Anticipatory Dopamine Reward is Time Sensitive and Predictive of Relapse Risk

Telling a seven-year old that Christmas is one week away will cause palpable anticipatory reward. Conversely, telling the same seven-year-old that it is three months until Christmas will not invoke any anticipatory reward—only frustration.

Dopamine Reward System

We first reported on the dopamine reward system in the 1980s, primarily through our research and work with cocaine and opioid addicts. Anticipatory, cue-evoked reward is the primary mechanism that drives preoccupation, addiction, craving and relapse among persons with addictive diseases. Hedonically-driven behavior is influenced by the presence of reward-associated cues through neurobiological processes involving the mesolimbic dopamine system in the midbrain. In this article, Fonzi, et al. (2017) have advanced our understanding by demonstrating that the intensity of the dopamine reward is correlated with the time differential between the cue-driven anticipation and the use of an intoxicant or addictive behavior.

For the dopamine system to accurately assign reward-related information to a particular cue, the dopamine system must be Ask the Expertable to differentiate between cues that have never been experienced together in the same context. Specifically, cue-evoked dopamine release in the nucleus accumbens encodes the time differential. Cues that quickly precede reward elicit a greater dopamine response relative to a cue reward with a delayed wait time. The dopamine responses between both short- and long-wait cues were evident when these cues were never experienced together or within the same context.

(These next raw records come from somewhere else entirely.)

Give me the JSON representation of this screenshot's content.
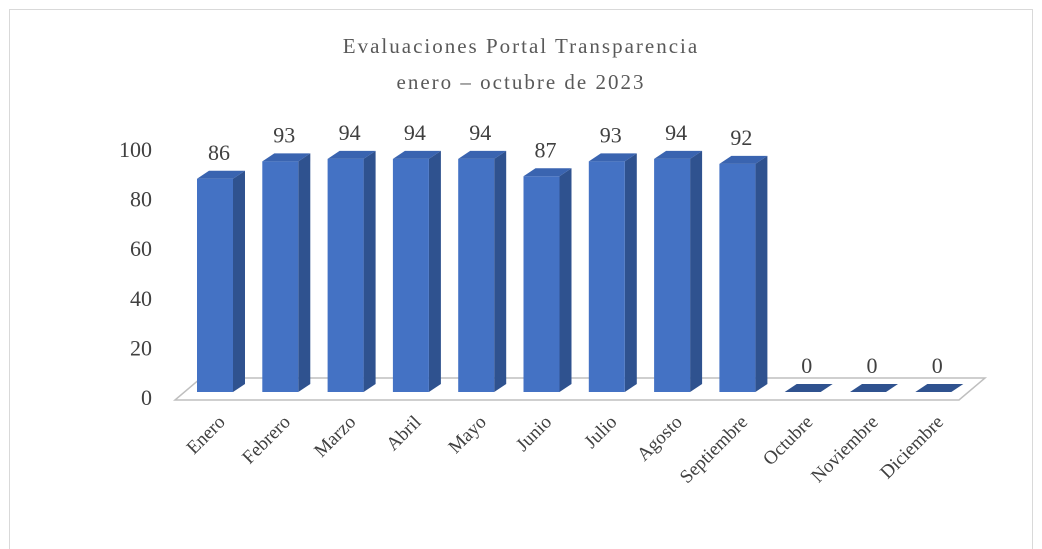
{
  "chart_data": {
    "type": "bar3d",
    "title": "Evaluaciones Portal Transparencia",
    "subtitle": "enero – octubre de 2023",
    "categories": [
      "Enero",
      "Febrero",
      "Marzo",
      "Abril",
      "Mayo",
      "Junio",
      "Julio",
      "Agosto",
      "Septiembre",
      "Octubre",
      "Noviembre",
      "Diciembre"
    ],
    "values": [
      86,
      93,
      94,
      94,
      94,
      87,
      93,
      94,
      92,
      0,
      0,
      0
    ],
    "color": "#4472c4",
    "ylim": [
      0,
      100
    ],
    "yticks": [
      0,
      20,
      40,
      60,
      80,
      100
    ],
    "grid": false
  }
}
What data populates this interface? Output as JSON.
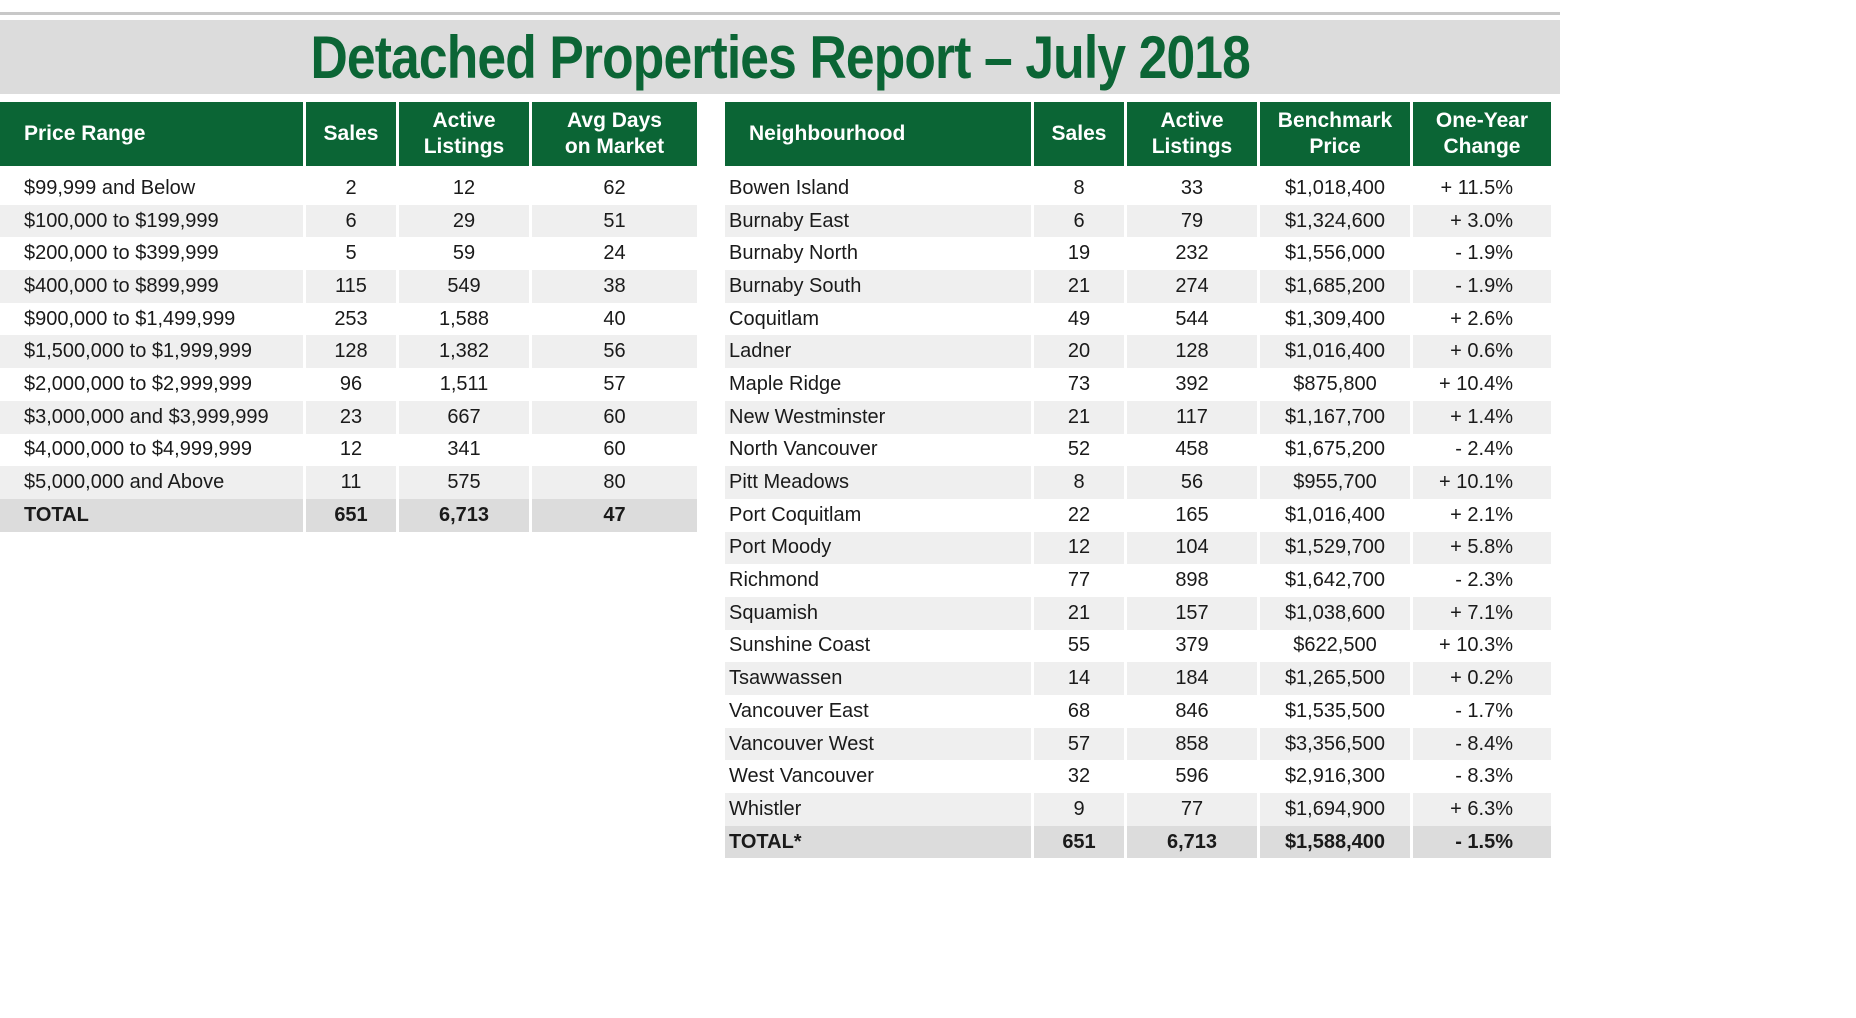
{
  "title": "Detached Properties Report – July 2018",
  "price_table": {
    "headers": {
      "range": "Price Range",
      "sales": "Sales",
      "active_l1": "Active",
      "active_l2": "Listings",
      "days_l1": "Avg Days",
      "days_l2": "on Market"
    },
    "rows": [
      {
        "range": "$99,999 and Below",
        "sales": "2",
        "active": "12",
        "days": "62"
      },
      {
        "range": "$100,000 to $199,999",
        "sales": "6",
        "active": "29",
        "days": "51"
      },
      {
        "range": "$200,000 to $399,999",
        "sales": "5",
        "active": "59",
        "days": "24"
      },
      {
        "range": "$400,000 to $899,999",
        "sales": "115",
        "active": "549",
        "days": "38"
      },
      {
        "range": "$900,000 to $1,499,999",
        "sales": "253",
        "active": "1,588",
        "days": "40"
      },
      {
        "range": "$1,500,000 to $1,999,999",
        "sales": "128",
        "active": "1,382",
        "days": "56"
      },
      {
        "range": "$2,000,000 to $2,999,999",
        "sales": "96",
        "active": "1,511",
        "days": "57"
      },
      {
        "range": "$3,000,000 and $3,999,999",
        "sales": "23",
        "active": "667",
        "days": "60"
      },
      {
        "range": "$4,000,000 to $4,999,999",
        "sales": "12",
        "active": "341",
        "days": "60"
      },
      {
        "range": "$5,000,000 and Above",
        "sales": "11",
        "active": "575",
        "days": "80"
      }
    ],
    "total": {
      "label": "TOTAL",
      "sales": "651",
      "active": "6,713",
      "days": "47"
    }
  },
  "hood_table": {
    "headers": {
      "name": "Neighbourhood",
      "sales": "Sales",
      "active_l1": "Active",
      "active_l2": "Listings",
      "bench_l1": "Benchmark",
      "bench_l2": "Price",
      "change_l1": "One-Year",
      "change_l2": "Change"
    },
    "rows": [
      {
        "name": "Bowen Island",
        "sales": "8",
        "active": "33",
        "price": "$1,018,400",
        "change": "+ 11.5%"
      },
      {
        "name": "Burnaby East",
        "sales": "6",
        "active": "79",
        "price": "$1,324,600",
        "change": "+ 3.0%"
      },
      {
        "name": "Burnaby North",
        "sales": "19",
        "active": "232",
        "price": "$1,556,000",
        "change": "- 1.9%"
      },
      {
        "name": "Burnaby South",
        "sales": "21",
        "active": "274",
        "price": "$1,685,200",
        "change": "- 1.9%"
      },
      {
        "name": "Coquitlam",
        "sales": "49",
        "active": "544",
        "price": "$1,309,400",
        "change": "+ 2.6%"
      },
      {
        "name": "Ladner",
        "sales": "20",
        "active": "128",
        "price": "$1,016,400",
        "change": "+ 0.6%"
      },
      {
        "name": "Maple Ridge",
        "sales": "73",
        "active": "392",
        "price": "$875,800",
        "change": "+ 10.4%"
      },
      {
        "name": "New Westminster",
        "sales": "21",
        "active": "117",
        "price": "$1,167,700",
        "change": "+ 1.4%"
      },
      {
        "name": "North Vancouver",
        "sales": "52",
        "active": "458",
        "price": "$1,675,200",
        "change": "- 2.4%"
      },
      {
        "name": "Pitt Meadows",
        "sales": "8",
        "active": "56",
        "price": "$955,700",
        "change": "+ 10.1%"
      },
      {
        "name": "Port Coquitlam",
        "sales": "22",
        "active": "165",
        "price": "$1,016,400",
        "change": "+ 2.1%"
      },
      {
        "name": "Port Moody",
        "sales": "12",
        "active": "104",
        "price": "$1,529,700",
        "change": "+ 5.8%"
      },
      {
        "name": "Richmond",
        "sales": "77",
        "active": "898",
        "price": "$1,642,700",
        "change": "- 2.3%"
      },
      {
        "name": "Squamish",
        "sales": "21",
        "active": "157",
        "price": "$1,038,600",
        "change": "+ 7.1%"
      },
      {
        "name": "Sunshine Coast",
        "sales": "55",
        "active": "379",
        "price": "$622,500",
        "change": "+ 10.3%"
      },
      {
        "name": "Tsawwassen",
        "sales": "14",
        "active": "184",
        "price": "$1,265,500",
        "change": "+ 0.2%"
      },
      {
        "name": "Vancouver East",
        "sales": "68",
        "active": "846",
        "price": "$1,535,500",
        "change": "- 1.7%"
      },
      {
        "name": "Vancouver West",
        "sales": "57",
        "active": "858",
        "price": "$3,356,500",
        "change": "- 8.4%"
      },
      {
        "name": "West Vancouver",
        "sales": "32",
        "active": "596",
        "price": "$2,916,300",
        "change": "- 8.3%"
      },
      {
        "name": "Whistler",
        "sales": "9",
        "active": "77",
        "price": "$1,694,900",
        "change": "+ 6.3%"
      }
    ],
    "total": {
      "label": "TOTAL*",
      "sales": "651",
      "active": "6,713",
      "price": "$1,588,400",
      "change": "- 1.5%"
    }
  },
  "colors": {
    "header_green": "#0b6535",
    "title_green": "#0b6535",
    "band_gray": "#dcdcdc",
    "row_shade": "#efefef"
  }
}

This is much like the algorithm involved in extinguishing the Pavlovian response by increasing the delay between the conditioned stimulus, the bell, and the reward, the food.

Why Does This Matter?

The relapse rate for addictive disease is over 50 percent in six months. Cue-driven triggers drive relapse in otherwise motivated persons. Without very serious commitment to recovery, as is the norm with other chronic conditions (diabetes, asthma, rheumatoid arthritis, obesity, COPD, heart disease…), relapse is expected. Programs that provide a minimum of two years of active continuing care, including monitoring, demonstrate significantly higher success at two-year follow up. Five years of monitoring and continuing care is the standard among physicians and airline pilots. A five-year follow up study (DuPont, Gold) revealed that nearly 90 percent had not failed a single drug test, and nearly all were gainfully employed in their profession.

Unfortunately, short-term treatments have become the focus of care from overdose reversal to detoxification. Drugs change the brain, and they leave the person changed as well. Abstinence is often followed by long periods of emotional dysregulation plus issues with sleep, appetite, relationships and other problems that the former addict begins to think might be “cured” by taking just a little bit of drugs again. Given the current epidemic and high relapse and mortality rate, continuing care is essential if we are to stem the tide of addiction in our land.